Ghanaians Urged To Support Environmental Sustenance

Professor Kwabena Frimpong-Boateng, the Minister of Environment, Science, Technology and Innovation, on Thursday called on Ghanaians to work assiduously to conserve the country’s natural resources more sustainably.

He said the need to restore and sustainably utilise biodiversity resources, in the spirit of sustainable development, had become so important.

Ghana is endowed with about 5,429 plant species, 327 species of mammals, 794 bird species, 377 species of amphibians and reptiles and 925 species of butterflies, all serving as important biodiversity resources that continue to sustain the survival of the people.

In a statement ahead of World Environment Day (WED), marked on June 5 every year, and copied to the Ghana News Agency, Prof Frimpong-Boateng said since the public depended so much on biodiversity resources, the Government would continue to institute several policy initiatives to mitigate the threats to biodiversity loss.

These include the development of the National Biodiversity Policy, the designation of 18 national wildlife protected areas involving seven national parks, six resource reserves, four wildlife sanctuaries, and one strict nature reserve.

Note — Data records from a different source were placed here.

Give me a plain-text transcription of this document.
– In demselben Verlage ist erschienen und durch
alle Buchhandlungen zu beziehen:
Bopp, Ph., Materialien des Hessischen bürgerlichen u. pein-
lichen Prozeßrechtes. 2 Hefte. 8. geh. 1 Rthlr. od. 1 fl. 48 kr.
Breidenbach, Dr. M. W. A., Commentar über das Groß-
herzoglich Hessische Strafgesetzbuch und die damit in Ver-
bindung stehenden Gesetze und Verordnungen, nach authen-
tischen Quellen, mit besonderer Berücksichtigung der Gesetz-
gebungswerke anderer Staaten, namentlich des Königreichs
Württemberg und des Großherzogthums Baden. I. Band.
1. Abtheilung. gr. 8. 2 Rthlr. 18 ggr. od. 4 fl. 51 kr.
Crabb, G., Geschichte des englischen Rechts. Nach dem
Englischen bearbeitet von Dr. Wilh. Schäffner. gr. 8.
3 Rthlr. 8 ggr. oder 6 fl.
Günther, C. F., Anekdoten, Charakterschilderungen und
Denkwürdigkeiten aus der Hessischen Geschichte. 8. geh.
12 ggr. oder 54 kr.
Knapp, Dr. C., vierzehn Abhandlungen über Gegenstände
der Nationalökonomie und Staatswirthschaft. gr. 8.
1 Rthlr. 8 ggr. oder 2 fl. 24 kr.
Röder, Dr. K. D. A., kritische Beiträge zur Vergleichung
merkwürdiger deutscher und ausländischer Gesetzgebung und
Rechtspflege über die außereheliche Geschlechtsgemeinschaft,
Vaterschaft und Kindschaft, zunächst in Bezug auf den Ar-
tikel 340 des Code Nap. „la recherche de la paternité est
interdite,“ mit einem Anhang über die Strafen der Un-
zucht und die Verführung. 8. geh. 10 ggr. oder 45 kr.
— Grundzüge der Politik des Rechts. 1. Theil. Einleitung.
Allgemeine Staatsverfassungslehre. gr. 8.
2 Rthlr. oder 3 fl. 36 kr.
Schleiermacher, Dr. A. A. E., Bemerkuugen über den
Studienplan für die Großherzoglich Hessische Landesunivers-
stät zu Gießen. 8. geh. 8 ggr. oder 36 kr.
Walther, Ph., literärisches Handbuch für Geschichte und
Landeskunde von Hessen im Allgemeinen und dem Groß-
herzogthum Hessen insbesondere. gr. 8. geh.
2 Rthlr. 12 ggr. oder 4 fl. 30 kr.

There is also the designation of 266 forests in most of the major ecological zones of the country as reserves and the establishment of the Community Resource Management Areas, and about 371 sacred groves across the country, which provide cultural services for local communities and tourists.

“These sites are preserved due to the significant roles they play in our cultural heritage. These sacred sites help to conserve significant biodiversity,” Prof Frimpong-Boateng said.

He said despite all those efforts at protecting the country’s biodiversity, there was still the need for more awareness creation on the relevance of biodiversity to the survival and socio-economic development of the nation.

“When we destroy our biodiversity resources, we threaten our very existence. When we protect them, we protect ourselves and posterity,” he cautioned.

“Let us, therefore, endeavour to restore our relationship with nature by taking steps to do the little we can, by planting trees on our compounds, strengthening the linkage between nature and our cultures and observing traditional laws and promoting traditional approaches to biodiversity conservation and restoration.”

He called for cooperation to improve the governance of natural resources by enhancing institutional capacity for the enforcement of regulations.

The United Nations has declared June 5 as World Environment Day to enhance awareness in stimulating action on critical environmental challenges facing the planet.

This year’s celebrations is on the theme: “Biodiversity,” which draws attention to the need to conserve, restore and ensure the sustainable use of natural resources.

Biodiversity is the variability within and between plants, animals and micro-organisms and the ecosystems that host them.

These various life forms and the ecosystems provide humans with food, water, clean air, medicines and raw materials for their sustenance as well as providing for spiritual/recreational needs.